17946409. COMPILING OF TASKS FOR STREAMING OPERATIONS AT NEURAL PROCESSOR simplified abstract (Apple Inc.)

From WikiPatents
Jump to navigation Jump to search

COMPILING OF TASKS FOR STREAMING OPERATIONS AT NEURAL PROCESSOR

Organization Name

Apple Inc.

Inventor(s)

Sayyed Karen Khatamifard of Bellevue WA (US)

Thomas G. Anderl of Seattle WA (US)

Alexander J. Kirchhoff of Seattle CA (US)

Keith Wyss of Seattle WA (US)

Dylan H. Rush of Mountlake Terrace WA (US)

Chenfan Sun of SHORELINE WA (US)

Jeffrey D Marker of Pleasant View UT (US)

COMPILING OF TASKS FOR STREAMING OPERATIONS AT NEURAL PROCESSOR - A simplified explanation of the abstract

This abstract first appeared for US patent application 17946409 titled 'COMPILING OF TASKS FOR STREAMING OPERATIONS AT NEURAL PROCESSOR

Simplified Explanation

The patent application relates to compiling neural network operations into tasks that can be performed in a streaming manner by a neural processor. Tasks associated with multiple layers of the neural network are performed simultaneously in an overlapping manner to improve efficiency. Memory usage during streaming operation is optimized by assigning tasks with similar completion times to the same portion of memory, which can be flushed after completion to make space for new tasks. Additionally, multiple tasks can be combined into a single task to further enhance efficiency.

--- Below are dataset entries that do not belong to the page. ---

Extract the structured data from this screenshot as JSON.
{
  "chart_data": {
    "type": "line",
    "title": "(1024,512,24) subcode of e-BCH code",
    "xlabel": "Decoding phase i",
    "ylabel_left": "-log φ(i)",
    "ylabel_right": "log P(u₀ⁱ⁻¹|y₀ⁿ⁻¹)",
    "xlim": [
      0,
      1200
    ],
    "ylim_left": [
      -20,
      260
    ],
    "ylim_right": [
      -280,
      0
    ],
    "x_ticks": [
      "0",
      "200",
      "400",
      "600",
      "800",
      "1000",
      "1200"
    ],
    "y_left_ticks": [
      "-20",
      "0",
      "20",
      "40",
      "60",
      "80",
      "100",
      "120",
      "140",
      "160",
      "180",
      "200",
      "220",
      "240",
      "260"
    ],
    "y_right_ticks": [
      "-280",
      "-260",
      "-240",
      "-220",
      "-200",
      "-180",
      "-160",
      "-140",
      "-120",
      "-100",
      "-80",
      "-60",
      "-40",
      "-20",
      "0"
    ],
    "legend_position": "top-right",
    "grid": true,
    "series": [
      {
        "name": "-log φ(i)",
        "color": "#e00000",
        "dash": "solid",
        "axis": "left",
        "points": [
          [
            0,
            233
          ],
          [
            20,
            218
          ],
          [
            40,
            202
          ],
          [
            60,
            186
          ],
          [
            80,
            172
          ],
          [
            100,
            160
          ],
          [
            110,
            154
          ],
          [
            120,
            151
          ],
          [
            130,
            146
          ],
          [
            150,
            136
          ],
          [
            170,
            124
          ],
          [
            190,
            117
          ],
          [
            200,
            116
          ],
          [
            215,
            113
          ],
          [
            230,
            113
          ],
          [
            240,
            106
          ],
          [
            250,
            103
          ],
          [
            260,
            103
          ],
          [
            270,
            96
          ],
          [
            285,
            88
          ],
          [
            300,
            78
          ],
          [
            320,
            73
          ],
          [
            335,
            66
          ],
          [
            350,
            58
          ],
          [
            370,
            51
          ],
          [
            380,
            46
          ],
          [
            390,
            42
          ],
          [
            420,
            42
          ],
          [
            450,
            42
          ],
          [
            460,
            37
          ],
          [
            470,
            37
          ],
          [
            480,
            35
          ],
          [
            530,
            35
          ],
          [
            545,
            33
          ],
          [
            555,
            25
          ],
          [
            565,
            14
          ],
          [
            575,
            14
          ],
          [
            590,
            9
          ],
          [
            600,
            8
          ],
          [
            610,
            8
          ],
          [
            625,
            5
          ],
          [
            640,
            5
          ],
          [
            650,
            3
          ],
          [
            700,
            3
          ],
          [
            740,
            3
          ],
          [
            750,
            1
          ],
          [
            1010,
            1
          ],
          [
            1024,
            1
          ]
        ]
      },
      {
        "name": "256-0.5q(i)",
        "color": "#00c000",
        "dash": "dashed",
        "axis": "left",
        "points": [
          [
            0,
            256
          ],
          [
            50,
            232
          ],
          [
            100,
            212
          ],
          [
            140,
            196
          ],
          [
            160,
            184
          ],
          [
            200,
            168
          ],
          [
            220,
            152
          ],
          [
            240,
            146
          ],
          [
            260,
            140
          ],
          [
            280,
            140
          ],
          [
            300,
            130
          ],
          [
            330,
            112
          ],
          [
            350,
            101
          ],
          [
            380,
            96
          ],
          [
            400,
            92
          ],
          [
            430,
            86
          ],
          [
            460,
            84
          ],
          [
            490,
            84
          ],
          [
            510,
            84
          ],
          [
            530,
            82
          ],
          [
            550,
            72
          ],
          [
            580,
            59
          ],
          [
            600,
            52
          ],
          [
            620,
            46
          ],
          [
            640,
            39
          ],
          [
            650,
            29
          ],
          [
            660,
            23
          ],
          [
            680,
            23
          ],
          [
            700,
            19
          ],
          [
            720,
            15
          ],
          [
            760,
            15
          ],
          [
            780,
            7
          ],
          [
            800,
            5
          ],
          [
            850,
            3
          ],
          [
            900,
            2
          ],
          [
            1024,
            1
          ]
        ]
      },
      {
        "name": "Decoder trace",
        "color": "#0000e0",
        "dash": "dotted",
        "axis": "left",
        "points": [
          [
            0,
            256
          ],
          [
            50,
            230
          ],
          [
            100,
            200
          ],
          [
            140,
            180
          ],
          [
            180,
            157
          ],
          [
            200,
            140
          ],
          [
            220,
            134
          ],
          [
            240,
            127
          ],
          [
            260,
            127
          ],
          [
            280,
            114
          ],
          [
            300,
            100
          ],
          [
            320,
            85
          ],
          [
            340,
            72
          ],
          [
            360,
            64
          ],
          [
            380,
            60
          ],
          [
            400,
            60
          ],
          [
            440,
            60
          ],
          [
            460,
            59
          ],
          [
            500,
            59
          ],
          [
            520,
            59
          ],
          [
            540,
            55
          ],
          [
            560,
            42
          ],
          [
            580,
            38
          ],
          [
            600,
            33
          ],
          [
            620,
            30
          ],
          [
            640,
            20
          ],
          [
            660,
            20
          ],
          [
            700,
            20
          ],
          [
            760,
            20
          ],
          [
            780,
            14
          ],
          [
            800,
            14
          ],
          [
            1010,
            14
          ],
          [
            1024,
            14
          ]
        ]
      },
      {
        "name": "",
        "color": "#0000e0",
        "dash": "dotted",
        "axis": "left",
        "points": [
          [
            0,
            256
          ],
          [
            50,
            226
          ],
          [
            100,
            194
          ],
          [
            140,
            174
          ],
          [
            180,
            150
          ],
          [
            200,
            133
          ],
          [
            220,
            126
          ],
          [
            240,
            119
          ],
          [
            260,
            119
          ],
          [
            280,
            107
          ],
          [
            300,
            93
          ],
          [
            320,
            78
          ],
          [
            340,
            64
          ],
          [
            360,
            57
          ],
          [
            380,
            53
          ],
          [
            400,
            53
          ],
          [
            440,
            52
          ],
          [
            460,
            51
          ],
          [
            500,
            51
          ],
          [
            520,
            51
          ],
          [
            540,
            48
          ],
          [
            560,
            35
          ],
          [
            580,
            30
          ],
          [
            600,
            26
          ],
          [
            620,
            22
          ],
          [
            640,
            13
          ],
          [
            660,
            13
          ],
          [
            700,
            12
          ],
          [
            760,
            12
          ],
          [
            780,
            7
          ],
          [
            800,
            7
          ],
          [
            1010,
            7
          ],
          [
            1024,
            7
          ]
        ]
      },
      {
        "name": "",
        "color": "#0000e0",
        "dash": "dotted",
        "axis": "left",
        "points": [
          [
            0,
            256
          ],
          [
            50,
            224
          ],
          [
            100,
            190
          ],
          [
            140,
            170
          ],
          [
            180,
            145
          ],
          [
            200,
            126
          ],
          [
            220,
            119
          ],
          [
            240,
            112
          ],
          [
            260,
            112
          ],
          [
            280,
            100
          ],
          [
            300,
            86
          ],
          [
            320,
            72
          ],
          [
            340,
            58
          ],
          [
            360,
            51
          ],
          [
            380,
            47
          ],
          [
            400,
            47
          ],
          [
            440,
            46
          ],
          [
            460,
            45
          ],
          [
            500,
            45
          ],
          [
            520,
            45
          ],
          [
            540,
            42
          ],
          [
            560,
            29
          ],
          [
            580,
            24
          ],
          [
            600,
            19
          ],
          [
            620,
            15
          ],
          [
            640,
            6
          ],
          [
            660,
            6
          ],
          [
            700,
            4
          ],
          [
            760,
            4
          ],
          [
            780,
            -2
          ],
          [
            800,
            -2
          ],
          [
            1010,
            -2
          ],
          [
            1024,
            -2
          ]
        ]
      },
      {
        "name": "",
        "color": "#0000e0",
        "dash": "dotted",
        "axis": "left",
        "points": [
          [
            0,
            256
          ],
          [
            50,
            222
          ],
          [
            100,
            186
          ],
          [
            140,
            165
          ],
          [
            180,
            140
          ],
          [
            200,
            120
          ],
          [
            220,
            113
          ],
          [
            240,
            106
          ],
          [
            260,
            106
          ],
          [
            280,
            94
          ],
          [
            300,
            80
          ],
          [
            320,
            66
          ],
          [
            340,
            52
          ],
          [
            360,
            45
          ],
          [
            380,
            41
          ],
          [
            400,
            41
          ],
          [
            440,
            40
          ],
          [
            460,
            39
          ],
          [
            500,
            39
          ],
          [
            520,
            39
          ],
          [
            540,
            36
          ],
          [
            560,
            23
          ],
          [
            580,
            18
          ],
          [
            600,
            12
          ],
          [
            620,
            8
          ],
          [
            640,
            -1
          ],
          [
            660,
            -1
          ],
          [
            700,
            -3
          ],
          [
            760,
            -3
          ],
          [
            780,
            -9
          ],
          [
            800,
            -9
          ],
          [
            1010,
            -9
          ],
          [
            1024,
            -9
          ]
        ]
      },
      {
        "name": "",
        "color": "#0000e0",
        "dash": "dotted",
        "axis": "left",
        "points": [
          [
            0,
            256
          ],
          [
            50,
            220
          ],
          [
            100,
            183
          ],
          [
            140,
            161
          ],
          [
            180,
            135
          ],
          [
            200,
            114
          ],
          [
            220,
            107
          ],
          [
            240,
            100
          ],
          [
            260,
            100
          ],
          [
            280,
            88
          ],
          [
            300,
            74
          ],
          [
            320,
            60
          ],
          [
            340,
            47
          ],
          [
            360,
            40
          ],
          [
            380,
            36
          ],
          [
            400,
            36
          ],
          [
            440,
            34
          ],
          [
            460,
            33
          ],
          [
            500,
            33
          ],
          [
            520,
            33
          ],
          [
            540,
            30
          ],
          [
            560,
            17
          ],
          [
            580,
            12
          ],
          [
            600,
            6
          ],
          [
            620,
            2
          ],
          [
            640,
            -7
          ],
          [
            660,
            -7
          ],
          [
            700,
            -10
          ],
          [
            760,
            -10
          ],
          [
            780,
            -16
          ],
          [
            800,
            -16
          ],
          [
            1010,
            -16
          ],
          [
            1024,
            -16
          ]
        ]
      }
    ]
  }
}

  • Spatially partitioned tensor for streaming operation
  • Simultaneous execution of tasks from multiple layers
  • Efficient memory usage through task assignment
  • Coalescing multiple tasks into a single task

Potential Applications

This technology can be applied in various fields such as:

  • Real-time image and video processing
  • Natural language processing
  • Autonomous vehicles
  • Robotics

Problems Solved

The technology addresses the following issues:

  • Memory inefficiency during neural network operations
  • Slow processing speeds in traditional neural processors
  • Inefficient task execution in neural networks

Benefits

The benefits of this technology include:

  • Improved efficiency in neural network operations
  • Faster processing speeds
  • Optimal memory usage
  • Enhanced performance in real-time applications

Potential Commercial Applications

The technology can be commercially applied in:

  • Edge computing devices
  • Cloud computing servers
  • AI accelerators
  • Smart cameras

Possible Prior Art

One possible prior art could be the use of parallel processing techniques in neural networks to improve performance and efficiency. Another could be the optimization of memory usage in neural processors for faster task execution.

Unanswered Questions

How does this technology compare to existing parallel processing techniques in neural networks?

The article does not provide a direct comparison to existing parallel processing techniques in neural networks. It would be interesting to see a performance comparison in terms of speed and efficiency.

What impact does coalescing tasks have on the overall performance of the neural processor?

The article mentions the coalescing of tasks to reduce the number of tasks, but it does not delve into the specific impact this has on the performance of the neural processor. It would be beneficial to understand how this optimization affects processing speeds and efficiency.


Original Abstract Submitted

Embodiments relate to compiling neural network operations into tasks that may be performed in a streaming manner by a neural processor. In a streaming operation, a tensor is spatially partitioned, and tasks associated two or more layers of the neural network are performed simultaneously in an overlapping manner. To enable efficient memory usage during streaming operation, a subset of the tasks having completion times close in time are assigned to a same portion of memory in the neural processor during a compilation process. After the tasks assigned to the same portion of the memory is finished, the portion of the memory may be flushed to make space for subsequent tasks. Multiple tasks may also be coalesced into a single task to reduce the number of tasks and more efficiently perform the operations at the neural processor.